Stevenson testified in Hartford on Tuesday, opposing a bill introduced in February that would force municipalities to form regional health departments along Council of Government lines.

The regionalization would be undertaken “for purposes of standardizing the operations of such departments and districts and the services such departments and districts provide to members of their communities,” according to the House Bill 7170.

I have yet to find, other than Commissioner Pino, anyone who is supportive of this proposal,” Stevenson said, referring to Commissioner Raul Pino of the state Department of Public Health.

According to Stevenson, the bill would place an inordinate burden on Darien taxpayers to fund the regional health district, while also making services less accessible. State legislators she spoke to in Hartford on Tuesday, as well as their constituents, oppose the bill, Stevenson said.

“We are concerned that it continues to force towns into a regional delivery model that may undermine the delivery of services in our community and cost more to do so,” Stevenson said during her testimony before the state legislature’s Public Health Committee.

“Under a large regional health district model, the health service needs of a community the size of Darien may be not be considered a priority and the needs of our residents may go unserved,” her testimony continued.

State Rep. Jonathan Steinberg, D-136, a member of the Public Health Committee and a representative of Westport, a town of similar size and demographics, also voiced concern over the bill’s plausibility.

“DPH’s intent is to make sure every municipality has adequate health services. But as we’ve seen, state-mandated, one-size-fits-all solutions really don’t work,” Steinberg said. “Suffice it to say that I and many of my colleagues, probably all of my colleagues, felt that this wasn’t a fully-baked plan and that it had to be rethought.”

He said what seemed especially absent in Pino’s creation of the bill was direct engagement between the DPH and individual communities.

Following her testimony, certain questions of Stevenson’s remained unanswered, including whether the state would contribute any financial aid to help establish the regional health districts.

In the original proposal, Stevenson objected to a requirement that each municipality contribute 1.5 percent of their municipal operating budget, which would have cost Darien $2 million annually.

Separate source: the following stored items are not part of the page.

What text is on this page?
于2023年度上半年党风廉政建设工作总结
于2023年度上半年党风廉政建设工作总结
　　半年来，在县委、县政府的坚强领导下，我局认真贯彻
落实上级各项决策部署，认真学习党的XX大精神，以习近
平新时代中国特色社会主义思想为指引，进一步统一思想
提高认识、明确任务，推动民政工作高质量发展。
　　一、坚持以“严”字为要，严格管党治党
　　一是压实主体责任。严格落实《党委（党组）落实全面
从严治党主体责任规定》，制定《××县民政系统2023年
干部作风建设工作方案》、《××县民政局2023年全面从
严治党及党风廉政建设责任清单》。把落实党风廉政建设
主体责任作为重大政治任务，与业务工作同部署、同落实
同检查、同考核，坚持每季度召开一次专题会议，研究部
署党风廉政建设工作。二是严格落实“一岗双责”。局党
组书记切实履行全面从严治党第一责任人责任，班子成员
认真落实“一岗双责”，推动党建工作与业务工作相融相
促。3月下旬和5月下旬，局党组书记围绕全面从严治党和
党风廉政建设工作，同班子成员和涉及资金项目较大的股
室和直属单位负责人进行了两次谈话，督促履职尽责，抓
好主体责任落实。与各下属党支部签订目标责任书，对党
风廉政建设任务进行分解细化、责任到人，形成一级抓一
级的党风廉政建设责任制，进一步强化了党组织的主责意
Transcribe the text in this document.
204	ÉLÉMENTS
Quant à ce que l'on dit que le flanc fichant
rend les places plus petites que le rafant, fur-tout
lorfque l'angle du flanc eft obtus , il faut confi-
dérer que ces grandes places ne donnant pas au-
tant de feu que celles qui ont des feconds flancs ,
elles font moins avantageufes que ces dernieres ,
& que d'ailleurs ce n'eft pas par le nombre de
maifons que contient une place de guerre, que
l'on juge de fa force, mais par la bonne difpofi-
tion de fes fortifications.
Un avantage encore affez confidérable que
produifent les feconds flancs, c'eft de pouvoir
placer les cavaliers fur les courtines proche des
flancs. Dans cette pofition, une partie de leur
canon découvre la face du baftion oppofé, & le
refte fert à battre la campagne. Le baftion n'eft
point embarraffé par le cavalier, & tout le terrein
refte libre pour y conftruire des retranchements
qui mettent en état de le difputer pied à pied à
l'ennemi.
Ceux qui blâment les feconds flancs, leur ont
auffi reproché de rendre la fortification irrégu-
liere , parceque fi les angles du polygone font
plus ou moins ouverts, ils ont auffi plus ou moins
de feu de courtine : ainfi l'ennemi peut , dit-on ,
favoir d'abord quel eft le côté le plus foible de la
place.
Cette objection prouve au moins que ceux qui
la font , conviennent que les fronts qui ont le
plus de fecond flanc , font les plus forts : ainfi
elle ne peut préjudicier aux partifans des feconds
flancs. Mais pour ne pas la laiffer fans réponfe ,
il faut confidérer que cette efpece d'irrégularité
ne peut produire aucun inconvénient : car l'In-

Acknowledging discontent from legislators over the number, Stevenson said Pino put in place a model requiring municipalities to pay $1 per capita annually.

“In addition to that, health districts themselves would determine what services they were going to provide, all of which would have to approved by the state department. Then the cost of services would be divided between municipalities proportionately,” Stevenson explained. She added that additional costs would be incurred to establish suitable accommodations at WestCog headquarters to allow for the additional personnel that might be required by a regional health department.

Ultimately, Stevenson requested a cost analysis of the proposed regionalization from the committee and decried any increased taxes paid local taxpayers.

“With the current fiscal condition of the state, this is not the time to impose greater burden on local taxpayers without strong proof of merit,” Stevenson concluded in her testimony.

Steinberg called the bill a “non-starter,” and predicted it would not progress out of the committee.

“I do not believe this bill will reach the floor of the legislature this year,” Steinberg said.